129150 [flink-akka.actor.default-dispatcher-20] DEBUG 
org.apache.flink.runtime.taskexecutor.TaskExecutor  - Received heartbeat 
request from e80ec35f3d0a04a68000ecbdc555f98b.
129150 [flink-akka.actor.default-dispatcher-22] DEBUG 
org.apache.flink.runtime.resourcemanager.StandaloneResourceManager - 
Received heartbeat from 78cdd7a4-0c00-4912-992f-a2990a5d46db.
129151 [flink-akka.actor.default-dispatcher-22] DEBUG 
org.apache.flink.runtime.resourcemanager.StandaloneResourceManager - 
Received new slot report from TaskManager 
78cdd7a4-0c00-4912-992f-a2990a5d46db.
129151 [flink-akka.actor.default-dispatcher-22] DEBUG 
org.apache.flink.runtime.resourcemanager.slotmanager.SlotManager - 
Received slot report from instance 4c3e3654c11b09fbbf8e993a08a4c2da.

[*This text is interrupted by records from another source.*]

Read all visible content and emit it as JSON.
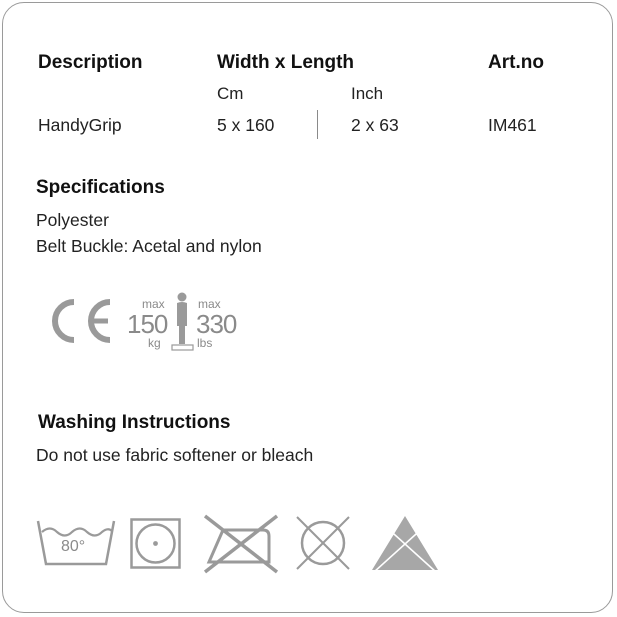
{
  "table": {
    "headers": {
      "description": "Description",
      "dimensions": "Width x Length",
      "art_no": "Art.no"
    },
    "units": {
      "cm": "Cm",
      "inch": "Inch"
    },
    "row": {
      "description": "HandyGrip",
      "cm": "5 x 160",
      "inch": "2 x 63",
      "art_no": "IM461"
    }
  },
  "specifications": {
    "title": "Specifications",
    "lines": [
      "Polyester",
      "Belt Buckle: Acetal and nylon"
    ]
  },
  "max_load": {
    "left_max": "max",
    "kg_value": "150",
    "kg_unit": "kg",
    "right_max": "max",
    "lbs_value": "330",
    "lbs_unit": "lbs"
  },
  "washing": {
    "title": "Washing Instructions",
    "text": "Do not use fabric softener or bleach",
    "symbol_temp": "80°",
    "icons": [
      "wash-80-icon",
      "tumble-dry-icon",
      "no-iron-icon",
      "no-dry-clean-icon",
      "no-bleach-icon"
    ]
  },
  "colors": {
    "symbol_grey": "#9a9a9a",
    "bleach_fill": "#a7a7a7",
    "border": "#9a9a9a"
  }
}
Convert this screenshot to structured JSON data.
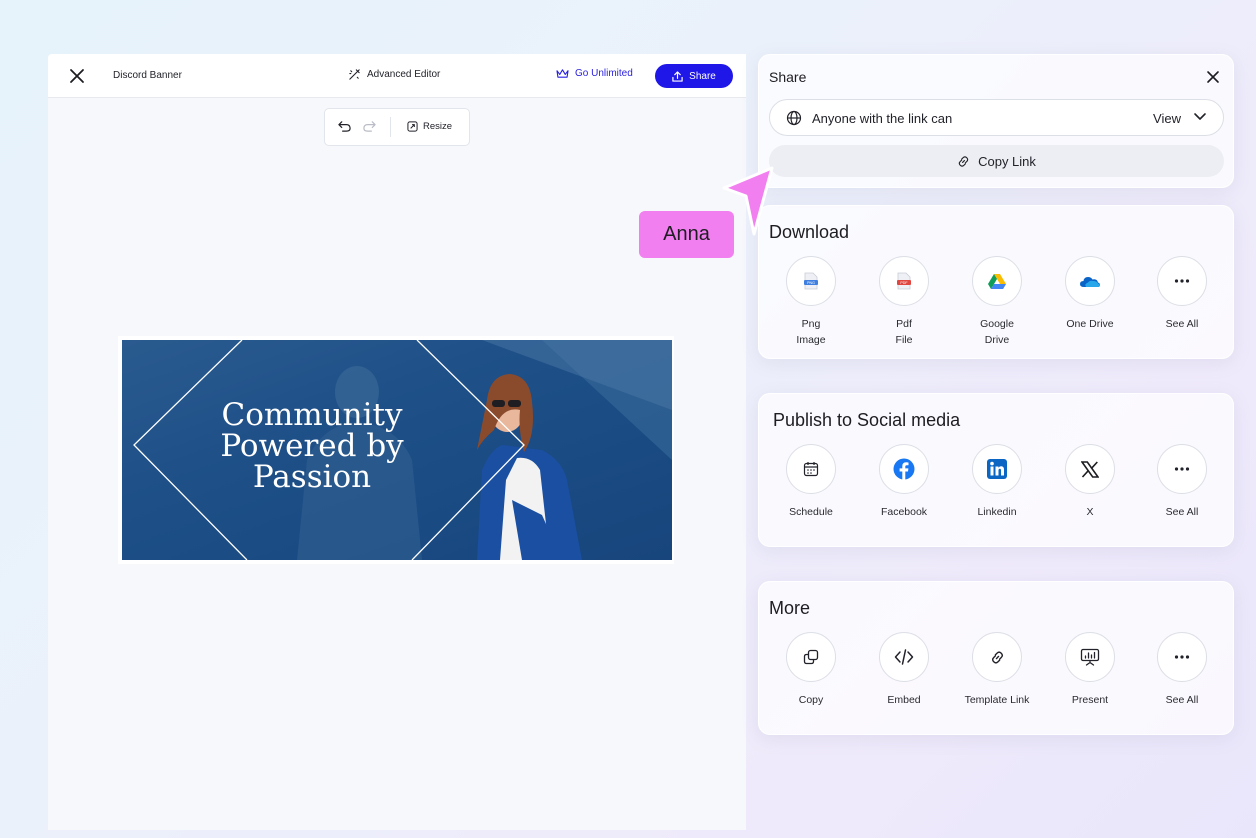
{
  "editor": {
    "doc_title": "Discord Banner",
    "advanced_editor": "Advanced Editor",
    "go_unlimited": "Go Unlimited",
    "share": "Share",
    "resize": "Resize"
  },
  "banner": {
    "title_line1": "Community",
    "title_line2": "Powered by",
    "title_line3": "Passion"
  },
  "share_panel": {
    "title": "Share",
    "access_label": "Anyone with the link can",
    "access_value": "View",
    "copy_link": "Copy Link"
  },
  "download": {
    "title": "Download",
    "items": [
      {
        "label": "Png\nImage",
        "icon": "png-file-icon"
      },
      {
        "label": "Pdf\nFile",
        "icon": "pdf-file-icon"
      },
      {
        "label": "Google\nDrive",
        "icon": "google-drive-icon"
      },
      {
        "label": "One Drive",
        "icon": "onedrive-icon"
      },
      {
        "label": "See All",
        "icon": "more-dots-icon"
      }
    ]
  },
  "social": {
    "title": "Publish to Social media",
    "items": [
      {
        "label": "Schedule",
        "icon": "calendar-icon"
      },
      {
        "label": "Facebook",
        "icon": "facebook-icon"
      },
      {
        "label": "Linkedin",
        "icon": "linkedin-icon"
      },
      {
        "label": "X",
        "icon": "x-logo-icon"
      },
      {
        "label": "See All",
        "icon": "more-dots-icon"
      }
    ]
  },
  "more": {
    "title": "More",
    "items": [
      {
        "label": "Copy",
        "icon": "copy-icon"
      },
      {
        "label": "Embed",
        "icon": "code-icon"
      },
      {
        "label": "Template Link",
        "icon": "link-icon"
      },
      {
        "label": "Present",
        "icon": "presentation-icon"
      },
      {
        "label": "See All",
        "icon": "more-dots-icon"
      }
    ]
  },
  "collaborator": {
    "name": "Anna",
    "color": "#f27ff0"
  },
  "colors": {
    "primary": "#1f16e8",
    "accent_link": "#2b21e0",
    "banner_blue": "#1f5088"
  }
}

129200 [flink-akka.actor.default-dispatcher-15] DEBUG 
org.apache.flink.runtime.resourcemanager.slotmanager.SlotManager - 
Release TaskExecutor 4c3e3654c11b09fbbf8e993a08a4c2da because it 
exceeded the idle timeout.
129200 [flink-akka.actor.default-dispatcher-15] DEBUG 
org.apache.flink.runtime.resourcemanager.StandaloneResourceManager - 
Worker 78cdd7a4-0c00-4912-992f-a2990a5d46db could not be stopped.